Helpline recently implemented several initiatives to bolster its impact in the community, from increased collaboration with peer organizations to enhanced communications with clients, donors and a base of more than 125 volunteers. It has also expanded its work with partner groups, resulting in efforts such as the Gobblefest Bainbridge 2017 benefit concert last year that featured four rock bands and a crowd that filled Rolling Bay Hall to capacity.

 

“Now more than ever, Helpline is ready to refine its direction and provide essential support to local residents,” said Leigh Barreca, former vice president of the Helpline board and vice chairwoman of the search committee. “Helpline is here to help and we couldn’t be happier to have Maria’s leadership at this critical time.”

 

Metzler explained her goals and thoughts about community in a recent conversation:

 

Why did you want to work for Helpline House?

 

I’m a member of the Bainbridge Island community; I live here, my kids go to school here, and since we moved here, I wanted to align myself with Helpline because I know it to be a community organization that is making our community healthier.  Helpline is a place where folks come to both give and receive and many do both.  I believe in the power of community and Helpline embodies that.  It's a place where folks can get needs met that are acute or on-going.  It's a place where people can get accurate information about what other resources are out there and what to even think about and ask about in certain life situations.  It's a place where folks can contribute financially and in person and know their resources are going to strengthen their community and help their neighbors.
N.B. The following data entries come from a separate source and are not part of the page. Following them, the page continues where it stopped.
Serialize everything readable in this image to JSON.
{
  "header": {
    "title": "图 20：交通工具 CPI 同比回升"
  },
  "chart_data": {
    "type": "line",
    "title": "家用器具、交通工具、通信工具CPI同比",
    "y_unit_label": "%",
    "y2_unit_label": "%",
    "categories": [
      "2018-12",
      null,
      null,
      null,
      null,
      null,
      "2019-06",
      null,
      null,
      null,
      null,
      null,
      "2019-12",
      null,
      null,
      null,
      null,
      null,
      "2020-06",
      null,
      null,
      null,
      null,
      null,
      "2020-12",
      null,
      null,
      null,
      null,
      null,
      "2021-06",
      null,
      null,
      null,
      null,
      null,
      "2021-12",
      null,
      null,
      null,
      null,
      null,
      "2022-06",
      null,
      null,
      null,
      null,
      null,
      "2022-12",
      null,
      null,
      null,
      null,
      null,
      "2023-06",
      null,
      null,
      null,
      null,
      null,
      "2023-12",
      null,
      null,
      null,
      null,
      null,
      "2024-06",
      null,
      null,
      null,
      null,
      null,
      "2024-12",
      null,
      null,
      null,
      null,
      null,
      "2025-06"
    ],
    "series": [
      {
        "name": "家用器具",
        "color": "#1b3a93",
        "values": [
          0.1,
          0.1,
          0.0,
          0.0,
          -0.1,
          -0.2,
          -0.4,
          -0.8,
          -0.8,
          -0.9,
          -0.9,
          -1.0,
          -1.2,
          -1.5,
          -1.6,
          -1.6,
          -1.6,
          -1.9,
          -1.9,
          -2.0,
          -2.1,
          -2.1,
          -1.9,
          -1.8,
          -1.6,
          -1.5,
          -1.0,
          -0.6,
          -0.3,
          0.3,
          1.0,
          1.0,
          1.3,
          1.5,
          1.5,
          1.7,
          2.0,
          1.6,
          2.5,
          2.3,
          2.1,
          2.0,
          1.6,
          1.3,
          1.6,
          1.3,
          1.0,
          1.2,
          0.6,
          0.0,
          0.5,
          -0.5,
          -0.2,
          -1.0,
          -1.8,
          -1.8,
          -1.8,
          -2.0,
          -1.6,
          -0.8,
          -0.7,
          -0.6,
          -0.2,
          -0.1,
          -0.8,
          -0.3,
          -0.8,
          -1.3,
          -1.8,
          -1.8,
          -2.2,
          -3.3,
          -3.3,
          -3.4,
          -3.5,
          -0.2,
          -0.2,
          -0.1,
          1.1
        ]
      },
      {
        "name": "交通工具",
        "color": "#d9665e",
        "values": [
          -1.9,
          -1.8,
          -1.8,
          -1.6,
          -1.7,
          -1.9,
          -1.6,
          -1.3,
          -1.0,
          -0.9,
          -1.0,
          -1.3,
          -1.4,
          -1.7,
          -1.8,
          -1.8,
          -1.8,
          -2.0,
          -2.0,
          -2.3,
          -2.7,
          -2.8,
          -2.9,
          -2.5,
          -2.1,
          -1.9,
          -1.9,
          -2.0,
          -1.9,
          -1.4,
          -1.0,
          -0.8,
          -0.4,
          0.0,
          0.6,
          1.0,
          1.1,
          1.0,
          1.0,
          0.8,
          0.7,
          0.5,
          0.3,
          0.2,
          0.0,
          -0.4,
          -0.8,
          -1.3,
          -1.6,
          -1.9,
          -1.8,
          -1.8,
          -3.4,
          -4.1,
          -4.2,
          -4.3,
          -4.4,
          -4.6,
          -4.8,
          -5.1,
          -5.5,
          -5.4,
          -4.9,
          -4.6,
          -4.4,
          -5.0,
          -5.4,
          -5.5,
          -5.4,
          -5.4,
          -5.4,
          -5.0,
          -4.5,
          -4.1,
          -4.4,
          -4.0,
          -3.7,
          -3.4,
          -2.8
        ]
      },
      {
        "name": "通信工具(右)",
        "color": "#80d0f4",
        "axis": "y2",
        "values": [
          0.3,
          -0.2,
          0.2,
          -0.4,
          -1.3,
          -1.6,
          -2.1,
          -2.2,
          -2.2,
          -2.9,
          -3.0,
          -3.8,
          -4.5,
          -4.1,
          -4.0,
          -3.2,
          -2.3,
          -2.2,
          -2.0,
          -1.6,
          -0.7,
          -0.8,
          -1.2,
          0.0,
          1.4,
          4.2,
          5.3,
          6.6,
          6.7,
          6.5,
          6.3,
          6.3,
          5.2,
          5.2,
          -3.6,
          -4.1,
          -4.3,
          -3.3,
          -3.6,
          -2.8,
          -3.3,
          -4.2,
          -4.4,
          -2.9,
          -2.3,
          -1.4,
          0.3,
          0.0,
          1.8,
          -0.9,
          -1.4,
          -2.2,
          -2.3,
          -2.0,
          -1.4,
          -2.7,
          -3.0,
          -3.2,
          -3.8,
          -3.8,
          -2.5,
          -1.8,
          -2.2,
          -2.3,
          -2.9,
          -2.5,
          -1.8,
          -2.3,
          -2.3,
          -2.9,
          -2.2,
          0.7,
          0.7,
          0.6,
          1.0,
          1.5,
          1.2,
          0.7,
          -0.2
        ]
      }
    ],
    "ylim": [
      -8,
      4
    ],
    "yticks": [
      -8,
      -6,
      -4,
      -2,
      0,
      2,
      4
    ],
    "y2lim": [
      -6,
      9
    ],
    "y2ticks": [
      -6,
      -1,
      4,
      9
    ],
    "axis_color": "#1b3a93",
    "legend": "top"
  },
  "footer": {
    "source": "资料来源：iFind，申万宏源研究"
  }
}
What are your main goals for Helpline?

 

Lots! First, to inform the future of Helpline, I'll be designing and implementing a needs assessment.  I'll be reaching out to our clients, former clients, donors, volunteers, schools, churches, businesses, other non-profits, etc.  I want to know what is being done well in the community that Helpline doesn't have to replicate, I want to know what needs are there that we can take a fresh look at how to meet, I want to know how we can tweak the incredible work we're already doing to better meet the community's needs, I want to know the changing needs of Islanders and what creative ways Helpline can help build this community to be stronger.  

 

How is your new job at Helpline different from the crisis management work you were doing before?

 

Well I was doing work with a more concentrated population, homeless folks in Seattle, but even further, the subpopulation of folks experiencing homelessness that are chronically homeless, are experiencing severe and persistent mental illness, and that are often also diagnosed with chemical dependency.  It was much more crisis work on a daily basis.  This feels different in what I mentioned above, that this is truly a community organization.  It takes a small army of volunteers to keep the food bank running.  It takes donations of time, finances, bequests, food, other in-kind items, talents, to provide the services for one another and Helpline is the hub for this amazing work to take place.

 

How do you envision Helpline House 10 years from now?

 

My dream for Helpline is to continually be on the pulse of what the community's needs are and to be creative and nimble enough to evolve to meet those needs.

 

What message do you want to give to the community?

 

That Helpline is a place for everyone.  I've heard there is a stigma around receiving Helpline's services and I hope that community can come together to overcome that.  Life events happen to all of us -- I bet there's not one person who doesn't know someone who has been affected by a major medical illness, divorce, loss of a job, life transition.  Helpline has resources for all of those things (and more) that can only help make the community stronger, help people transition well through major life events, and can give folks resources to continue and thus not need our services.